Spring also accompanied our family on our own hikes -- as in walking trails for pleasure rather than maintaining them. On one such family outing in the Maine part of the White Mountain National Forest, we were heading down the west side of Caribou, Speckled, or Haystack Mountain -- forget which in my doting 29.5 age -- with Springer ahead of us down the mountainside somewhere.
She was black, as black as a black Lab or as black as a black bear.
That color is important to the story, because we heard a scream a fair distance down the trail. We knew they had seen black. In a few minutes, we met them as they trudged up the trail we were descending.
"We saw a black bear!" the father of the bunch said, excitedly.
We knew the black bear's name. And soon after the hiking family left us, she came trotting up the trail, tongue hanging out while she did her doggie panting thing, to see why we were so slow.
She didn't mention seeing a black bear. Or seeing a family of hikers.
But we knew.
Unfortunately, as the years passed, she became older, as all of us unfortunately do. It was on an AT maintenance trip that she began to fail.
Three of our four bread-snappers were with me also, and as we worked our way up a fairly steep, open clifflike part of the pathway, we found Springer lying down.
She had obviously collapsed, as she didn't get up, just looked at us, knowing we would save her. That's what doggie owners are for, you understand.
We used a frame backpack as a litter, placing her on it, and two of us trying to carry her back down the trail. Twice she nearly rolled off, because, if you notice in the sporting goods ads, backpacks are not advertised to serve as litters. I then picked her up and carried her across my shoulders.
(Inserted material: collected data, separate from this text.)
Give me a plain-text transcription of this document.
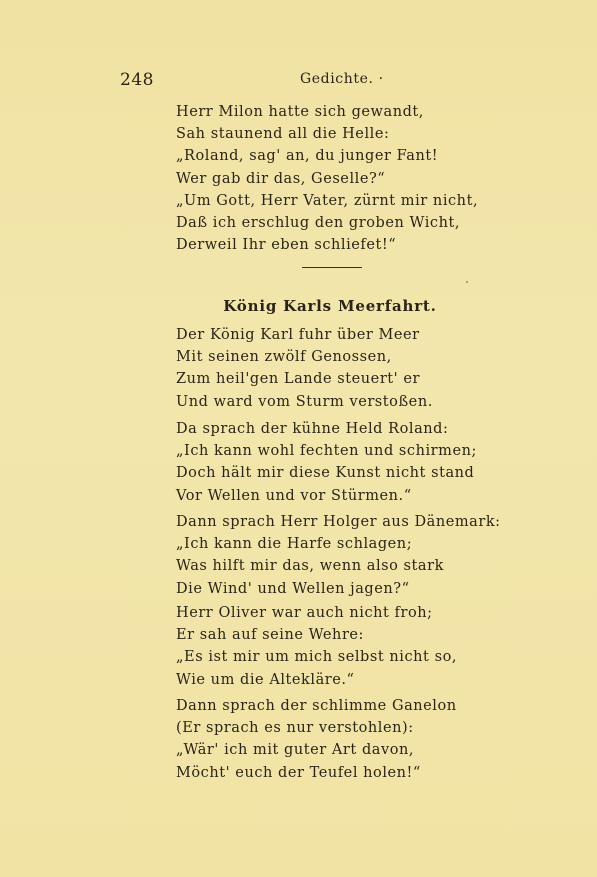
248	Gedichte. ·

Herr Milon hatte sich gewandt,
Sah staunend all die Helle:
„Roland, sag' an, du junger Fant!
Wer gab dir das, Geselle?“
„Um Gott, Herr Vater, zürnt mir nicht,
Daß ich erschlug den groben Wicht,
Derweil Ihr eben schliefet!“

König Karls Meerfahrt.

Der König Karl fuhr über Meer
Mit seinen zwölf Genossen,
Zum heil'gen Lande steuert' er
Und ward vom Sturm verstoßen.

Da sprach der kühne Held Roland:
„Ich kann wohl fechten und schirmen;
Doch hält mir diese Kunst nicht stand
Vor Wellen und vor Stürmen.“

Dann sprach Herr Holger aus Dänemark:
„Ich kann die Harfe schlagen;
Was hilft mir das, wenn also stark
Die Wind' und Wellen jagen?“

Herr Oliver war auch nicht froh;
Er sah auf seine Wehre:
„Es ist mir um mich selbst nicht so,
Wie um die Altekläre.“

Dann sprach der schlimme Ganelon
(Er sprach es nur verstohlen):
„Wär' ich mit guter Art davon,
Möcht' euch der Teufel holen!“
We had tools with us, so every so often I'd lay her down while the kids and I went back for where we'd last left the tools. Then I'd pick her up, shift her onto my shoulders again, and we'd continue our tiring trek back down the mountain toward the car.
The day wore out, and as dusk was upon us, I decided we should spend the night by a brook that crossed the trail.
Wearily, I put Springer down, and she stood up, wagged her tail, and happily walked ahead to the brook for a drink. You get thirsty when "Dad" carries you for several hours on his shoulders.
I didn't kill her, just thought about it.
We spent the night there, and the next morning we all -- including Springer -- finished the walk down to the car. She walked and trotted with us.
For the next year, she gradually became incapacitated until she could no longer walk or control herself. We made the awful decision to have her "put to sleep."
Sadder than I ever remember feeling, I took her to the veterinarian's. He administered first the numbing solution and then that which ended her life.
Just before she died, she looked up at me, seemingly puzzled.
"I've always trusted you," I imagined her saying.
Then she was gone.
I vowed I would never do that to an animal again.
As I write this, nearly 20 years later, tears begin to flow.